La famiglia ci accoglie come sempre con tazze di latte salato. Ci
sediamo per terra sui tappeti, ci sono due divani e mobili bassi lungo
la circonferenza della parete; al centro della ger, la stufa accesa
emana un calore piacevolissimo; il tubo della stufa sale dritto ed esce
da un’apertura al centro del tetto, da cui entrano anche indesiderabili
gocce di pioggia. C’e’ un televisore di trent’anni fa che trasmette un
servizio sulle olimpiadi in bianco e nero; c’e’ il corpo scuoiato e
aperto di un capretto appeso ad asciugare; c’e’ una donna indaffarata a
tagliare carne per la cena e badare al fuoco alimentandolo con cacche
secche di yak; ci sono degli uomini che ogni tanto entrano fradici, si
siedono e chiacchierano, fumando sigarette e riempiendo e passandosi un
bicchiere di vodka. E poi c’e’ un bambino biondo di cinque anni,
iperattivo, inizialmente simpatico e divertente, poi un po’ pesantuccio
nelle sue continue richieste di attenzioni, ma siamo in cinque a
palleggiarci il compito di giocarci assieme e riusciamo a non farcelo
pesare troppo. Quando ci da tregua, va a gironzolare attorno agli uomini
che chiacchierano quasi sussurrando e gli si struscia addosso come un
gatto che voglia le coccole; la maggior parte delle volte viene cacciato
con noncuranza, ma ogni tanto riesce nel suo intento e si guadagna il
compito di buttar via la cenere per qualcuno, ottenendo in premio di
farsi un piccolo tiro di segaretta anche lui.
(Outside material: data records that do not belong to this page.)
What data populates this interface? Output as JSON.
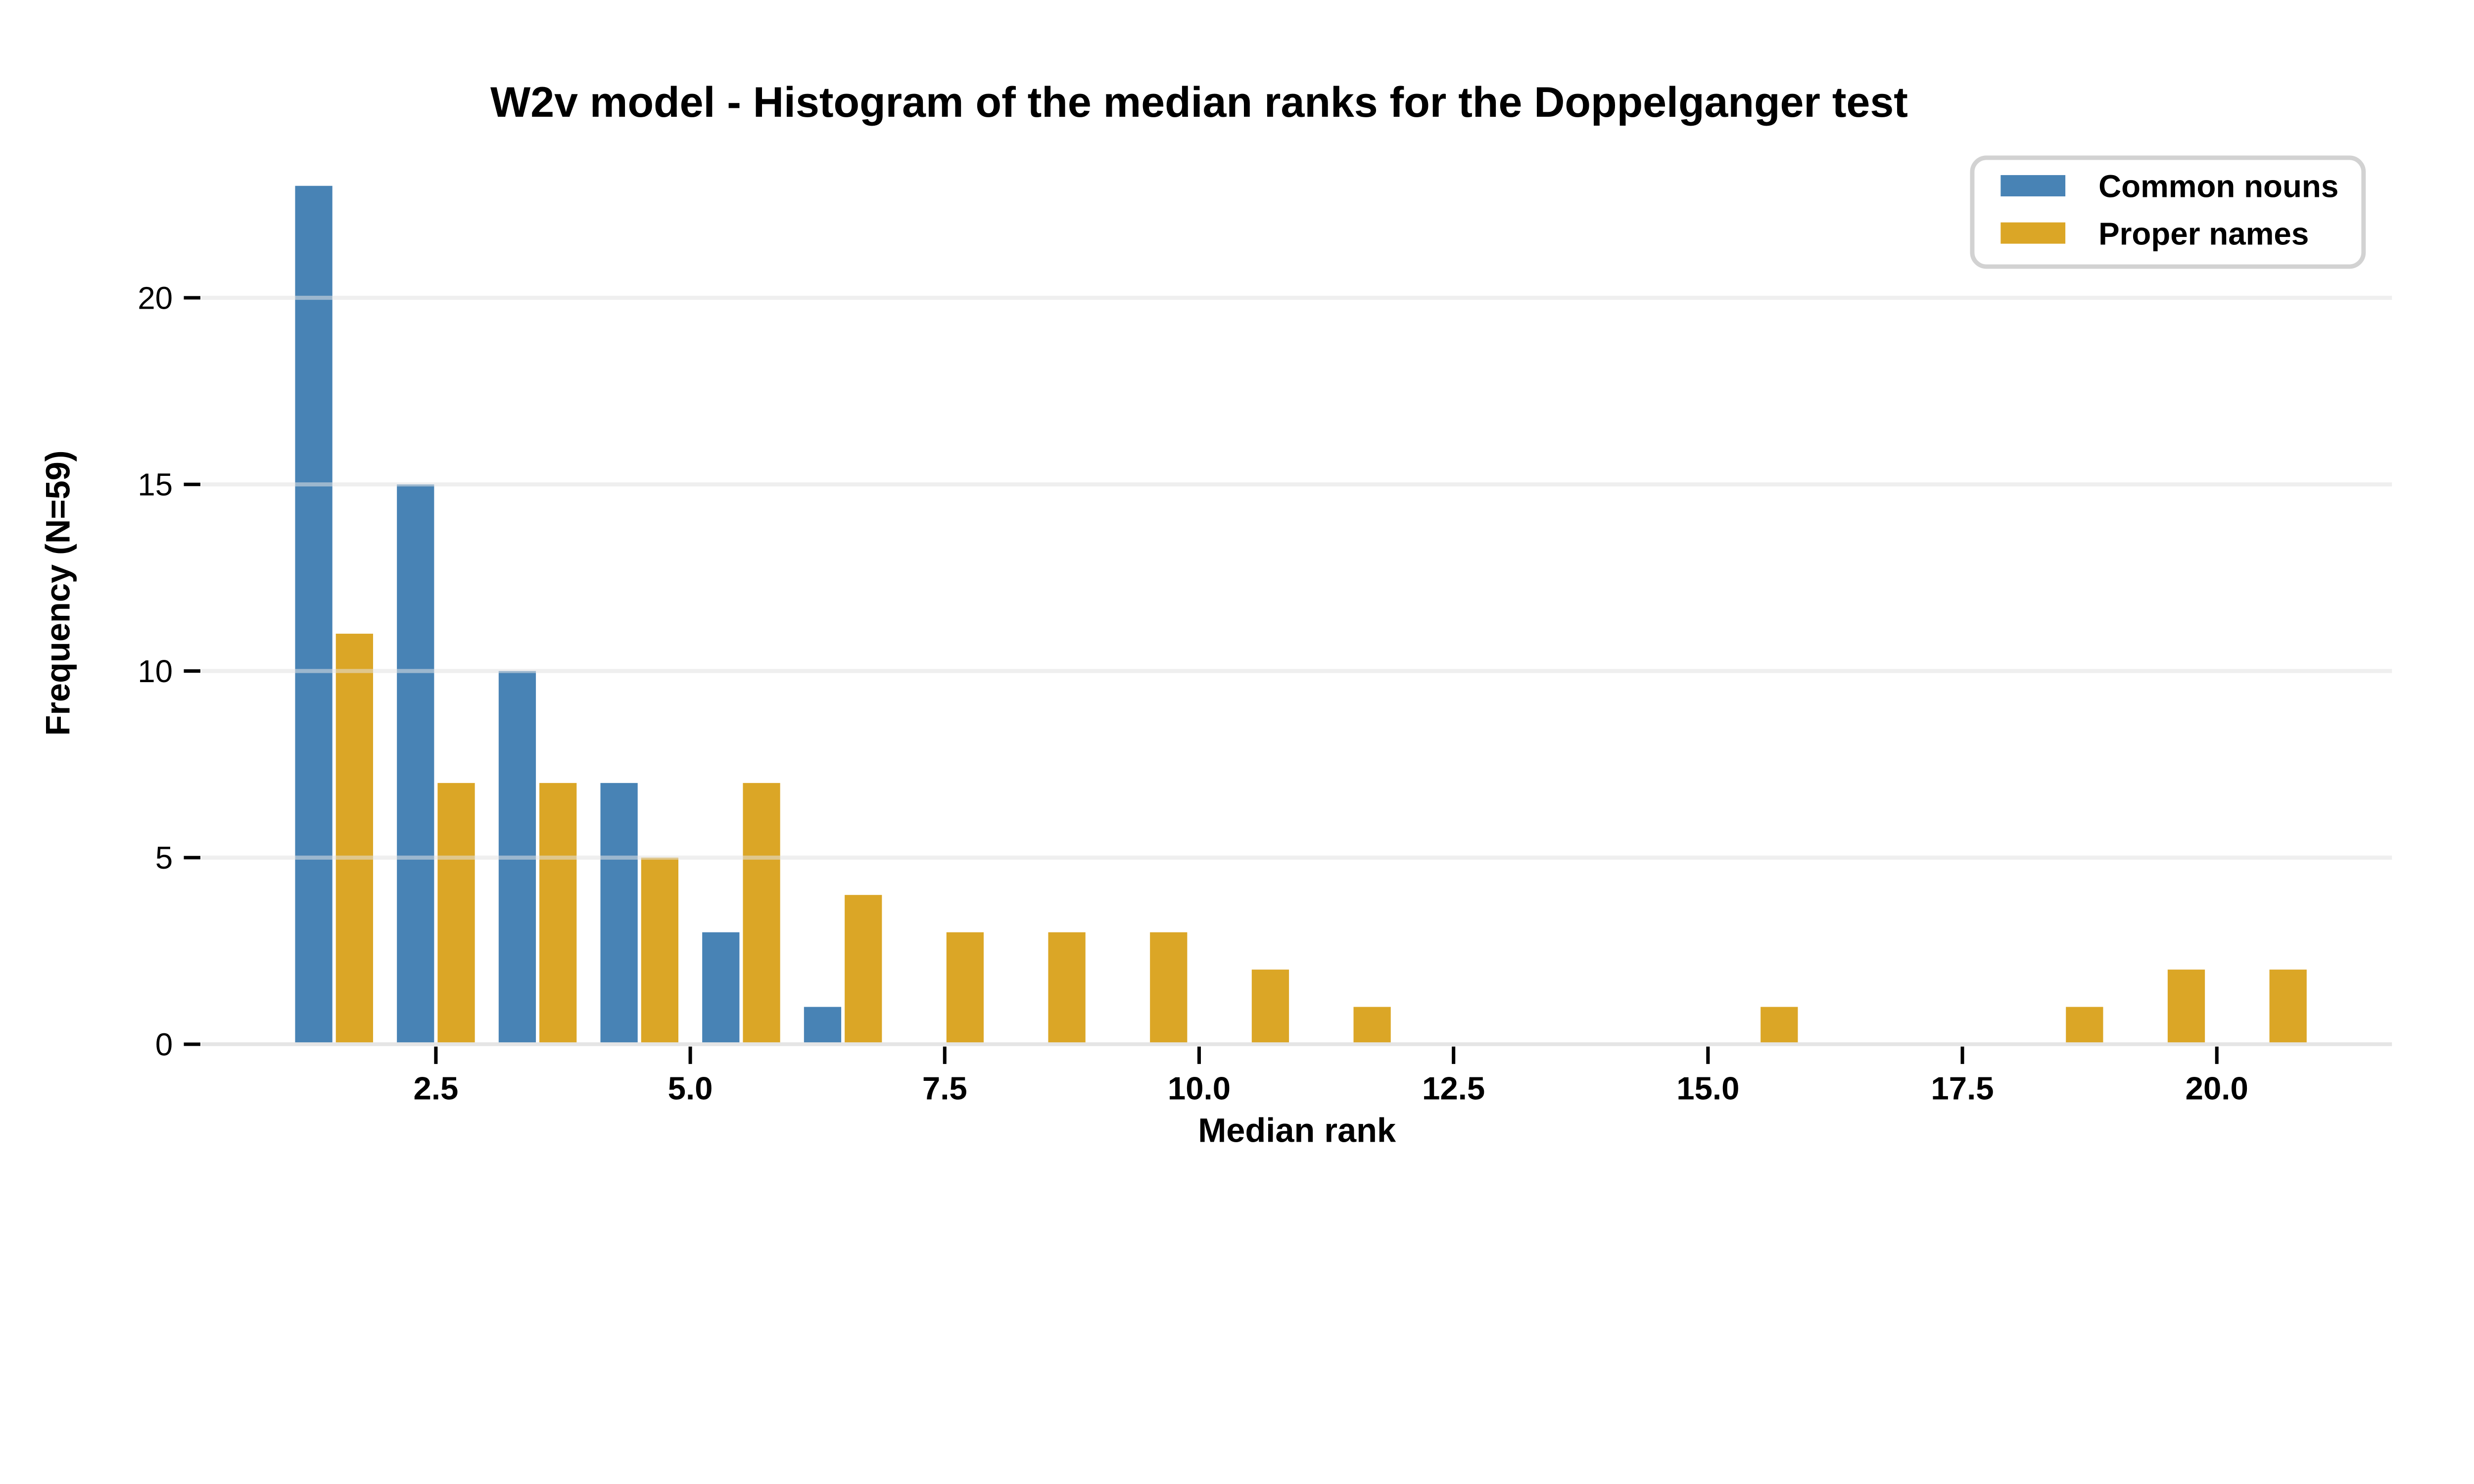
{
  "chart_data": {
    "type": "bar",
    "subtype": "histogram-dodged",
    "title": "W2v model - Histogram of the median ranks for the Doppelganger test",
    "xlabel": "Median rank",
    "ylabel": "Frequency (N=59)",
    "bin_start": 1,
    "bin_width": 1,
    "bin_count": 20,
    "series": [
      {
        "name": "Common nouns",
        "color": "#4883B5",
        "values": [
          23,
          15,
          10,
          7,
          3,
          1,
          0,
          0,
          0,
          0,
          0,
          0,
          0,
          0,
          0,
          0,
          0,
          0,
          0,
          0
        ]
      },
      {
        "name": "Proper names",
        "color": "#DBA626",
        "values": [
          11,
          7,
          7,
          5,
          7,
          4,
          3,
          3,
          3,
          2,
          1,
          0,
          0,
          0,
          1,
          0,
          0,
          1,
          2,
          2
        ]
      }
    ],
    "x_ticks": {
      "values": [
        2.5,
        5,
        7.5,
        10,
        12.5,
        15,
        17.5,
        20
      ],
      "labels": [
        "2.5",
        "5.0",
        "7.5",
        "10.0",
        "12.5",
        "15.0",
        "17.5",
        "20.0"
      ]
    },
    "y_ticks": {
      "values": [
        0,
        5,
        10,
        15,
        20
      ],
      "labels": [
        "0",
        "5",
        "10",
        "15",
        "20"
      ]
    },
    "xlim": [
      0.2,
      21.9
    ],
    "ylim": [
      0,
      24.2
    ],
    "grid": "horizontal",
    "legend_position": "top-right",
    "colors": {
      "background": "#ffffff",
      "gridline": "#e5e5e5",
      "tick": "#000000",
      "legend_border": "#d2d2d2"
    }
  },
  "legend": {
    "items": [
      {
        "label": "Common nouns",
        "color": "#4883B5"
      },
      {
        "label": "Proper names",
        "color": "#DBA626"
      }
    ]
  }
}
La ger in cui dormiamo non e’ questa, ma quella vicina, meno
accogliente e curata. Ce la cedono interamente e fino a domattina sara’
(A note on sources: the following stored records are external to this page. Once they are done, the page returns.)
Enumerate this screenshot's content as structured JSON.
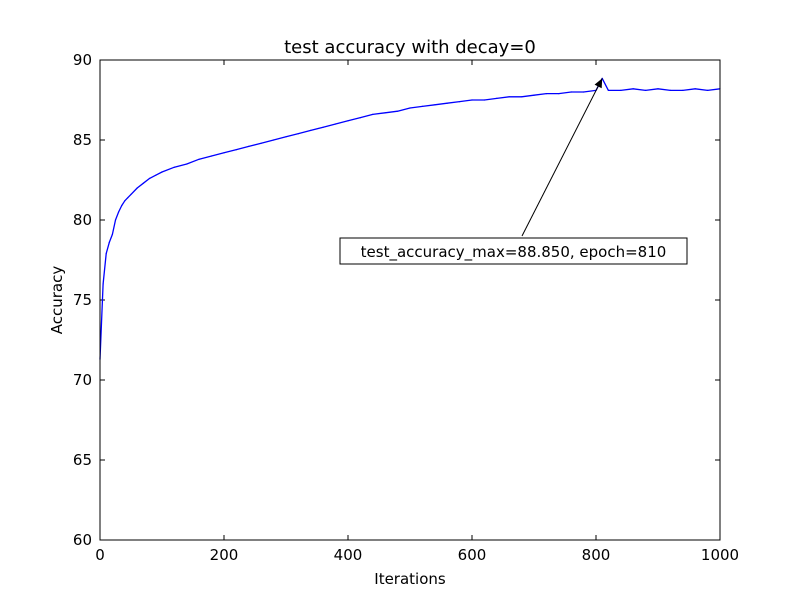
{
  "chart_data": {
    "type": "line",
    "title": "test accuracy with decay=0",
    "xlabel": "Iterations",
    "ylabel": "Accuracy",
    "xlim": [
      0,
      1000
    ],
    "ylim": [
      60,
      90
    ],
    "xticks": [
      0,
      200,
      400,
      600,
      800,
      1000
    ],
    "yticks": [
      60,
      65,
      70,
      75,
      80,
      85,
      90
    ],
    "xtick_labels": [
      "0",
      "200",
      "400",
      "600",
      "800",
      "1000"
    ],
    "ytick_labels": [
      "60",
      "65",
      "70",
      "75",
      "80",
      "85",
      "90"
    ],
    "grid": false,
    "legend": "none",
    "series": [
      {
        "color": "#0000ff",
        "x": [
          0,
          5,
          10,
          15,
          20,
          25,
          30,
          35,
          40,
          45,
          50,
          60,
          70,
          80,
          90,
          100,
          120,
          140,
          160,
          180,
          200,
          220,
          240,
          260,
          280,
          300,
          320,
          340,
          360,
          380,
          400,
          420,
          440,
          460,
          480,
          500,
          520,
          540,
          560,
          580,
          600,
          620,
          640,
          660,
          680,
          700,
          720,
          740,
          760,
          780,
          800,
          810,
          820,
          840,
          860,
          880,
          900,
          920,
          940,
          960,
          980,
          1000
        ],
        "y": [
          71.3,
          76.0,
          77.9,
          78.6,
          79.1,
          80.0,
          80.5,
          80.9,
          81.2,
          81.4,
          81.6,
          82.0,
          82.3,
          82.6,
          82.8,
          83.0,
          83.3,
          83.5,
          83.8,
          84.0,
          84.2,
          84.4,
          84.6,
          84.8,
          85.0,
          85.2,
          85.4,
          85.6,
          85.8,
          86.0,
          86.2,
          86.4,
          86.6,
          86.7,
          86.8,
          87.0,
          87.1,
          87.2,
          87.3,
          87.4,
          87.5,
          87.5,
          87.6,
          87.7,
          87.7,
          87.8,
          87.9,
          87.9,
          88.0,
          88.0,
          88.1,
          88.85,
          88.1,
          88.1,
          88.2,
          88.1,
          88.2,
          88.1,
          88.1,
          88.2,
          88.1,
          88.2
        ]
      }
    ],
    "annotation": {
      "text": "test_accuracy_max=88.850, epoch=810",
      "point_x": 810,
      "point_y": 88.85
    }
  }
}
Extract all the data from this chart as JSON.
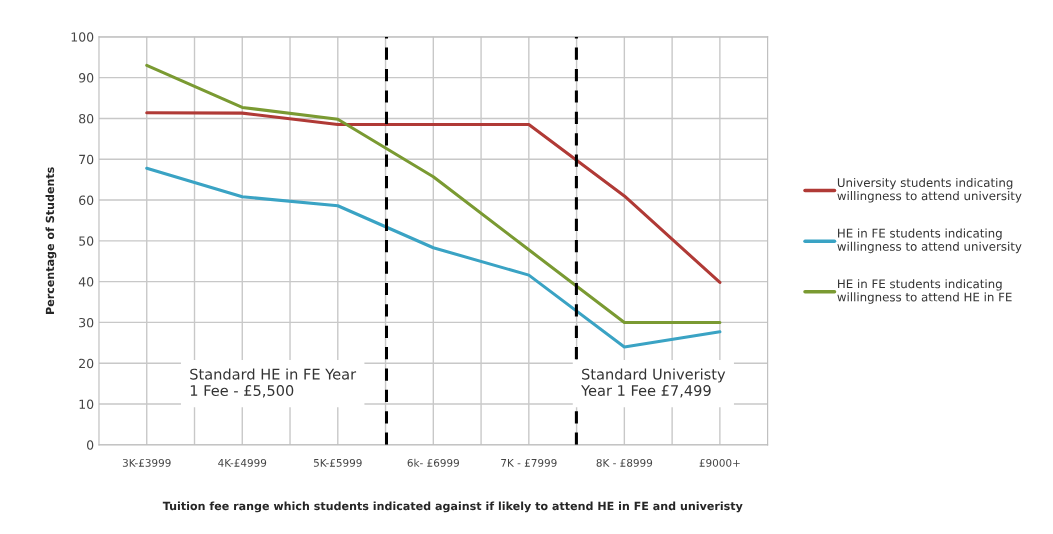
{
  "chart_data": {
    "type": "line",
    "xlabel": "Tuition fee range which students indicated against if likely to attend HE in FE and univeristy",
    "ylabel": "Percentage of Students",
    "categories": [
      "3K-£3999",
      "4K-£4999",
      "5K-£5999",
      "6k- £6999",
      "7K - £7999",
      "8K - £8999",
      "£9000+"
    ],
    "series": [
      {
        "name": "University students indicating willingness to attend university",
        "color": "#b03a36",
        "values": [
          81.4,
          81.3,
          78.5,
          78.5,
          78.5,
          61,
          39.8
        ]
      },
      {
        "name": "HE in FE students indicating willingness to attend university",
        "color": "#3aa3c4",
        "values": [
          67.8,
          60.8,
          58.6,
          48.3,
          41.6,
          24,
          27.7
        ]
      },
      {
        "name": "HE in FE students indicating willingness to attend HE in FE",
        "color": "#7a9a32",
        "values": [
          93,
          82.7,
          79.8,
          65.7,
          47.8,
          30,
          30
        ]
      }
    ],
    "ylim": [
      0,
      100
    ],
    "yticks": [
      0,
      10,
      20,
      30,
      40,
      50,
      60,
      70,
      80,
      90,
      100
    ],
    "grid": true,
    "legend": "right",
    "marker": "none",
    "line_style": "solid",
    "annotations": [
      "Standard HE in FE Year\n1 Fee - £5,500",
      "Standard Univeristy\nYear 1 Fee £7,499"
    ]
  }
}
casa nostra. Piu’ o meno. Se c’e’ una cosa che credo di aver capito dei
mongoli e’ che sanno stare a guardare, senza dire niente, senza
chiedere, con l’innocenza di chi non sa cosa sia l’invadenza e in
effetti non si percepisce nulla di inopportuno in questo osservare.
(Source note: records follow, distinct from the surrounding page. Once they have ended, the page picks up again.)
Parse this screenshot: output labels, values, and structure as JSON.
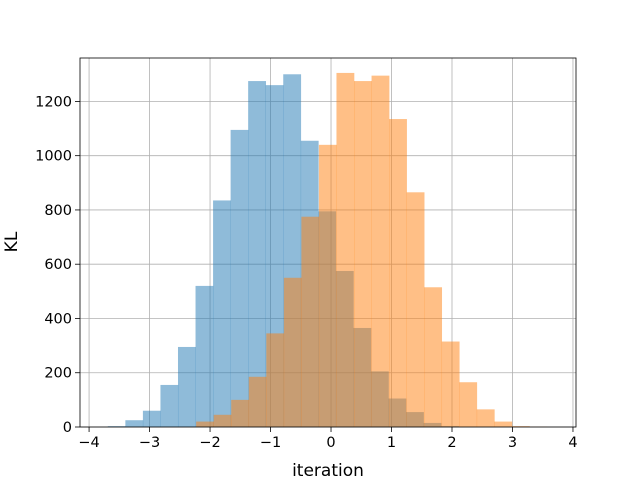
{
  "chart_data": {
    "type": "bar",
    "subtype": "overlapping-histogram",
    "title": "",
    "xlabel": "iteration",
    "ylabel": "KL",
    "xlim": [
      -4.15,
      4.05
    ],
    "ylim": [
      0,
      1360
    ],
    "xticks": [
      -4,
      -3,
      -2,
      -1,
      0,
      1,
      2,
      3,
      4
    ],
    "yticks": [
      0,
      200,
      400,
      600,
      800,
      1000,
      1200
    ],
    "grid": true,
    "legend": "none",
    "series": [
      {
        "color": "#1f77b4",
        "opacity": 0.5,
        "bin_edges": [
          -3.69,
          -3.4,
          -3.11,
          -2.82,
          -2.53,
          -2.24,
          -1.95,
          -1.66,
          -1.37,
          -1.08,
          -0.79,
          -0.5,
          -0.21,
          0.08,
          0.37,
          0.66,
          0.95,
          1.24,
          1.53,
          1.82,
          2.11
        ],
        "counts": [
          3,
          25,
          60,
          155,
          295,
          520,
          835,
          1095,
          1275,
          1260,
          1300,
          1055,
          795,
          575,
          365,
          205,
          105,
          55,
          15,
          3
        ]
      },
      {
        "color": "#ff7f0e",
        "opacity": 0.5,
        "bin_edges": [
          -2.23,
          -1.94,
          -1.65,
          -1.36,
          -1.07,
          -0.78,
          -0.49,
          -0.2,
          0.09,
          0.38,
          0.67,
          0.96,
          1.25,
          1.54,
          1.83,
          2.12,
          2.41,
          2.7,
          2.99,
          3.28,
          3.57
        ],
        "counts": [
          20,
          45,
          100,
          185,
          345,
          550,
          775,
          1040,
          1305,
          1275,
          1295,
          1135,
          865,
          515,
          315,
          165,
          65,
          20,
          3,
          1
        ]
      }
    ]
  }
}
Cosi’, mentre noi cuciniamo sulla stufa, qualche curioso entra nella
ger, si piazza di fianco alla porta e guarda. Riesco a coinvolgere un
ragazzo disegnando, scopro che il mio nome in mongolo si legge Nestla,
imparo a dire fiume, sole, cavallo, pecora, mucca, tutti gli animali
della vecchia fattoria, impazzisco cercando di fargli pronunciare la F
che, evidentemente, e’ un suono che in mongolo non esiste. F, non P,
FFFF. Dai, non ci credo, non e’ possibile non riuscire a dire F, e’ come
non riuscire a incrociare le dita, non lo posso accettare! Forse stanco
della mia insitenza, forse stanco e basta, alla fine anche il ragazzo
se ne va con gli altri e noi rimaniamo soli a dormire.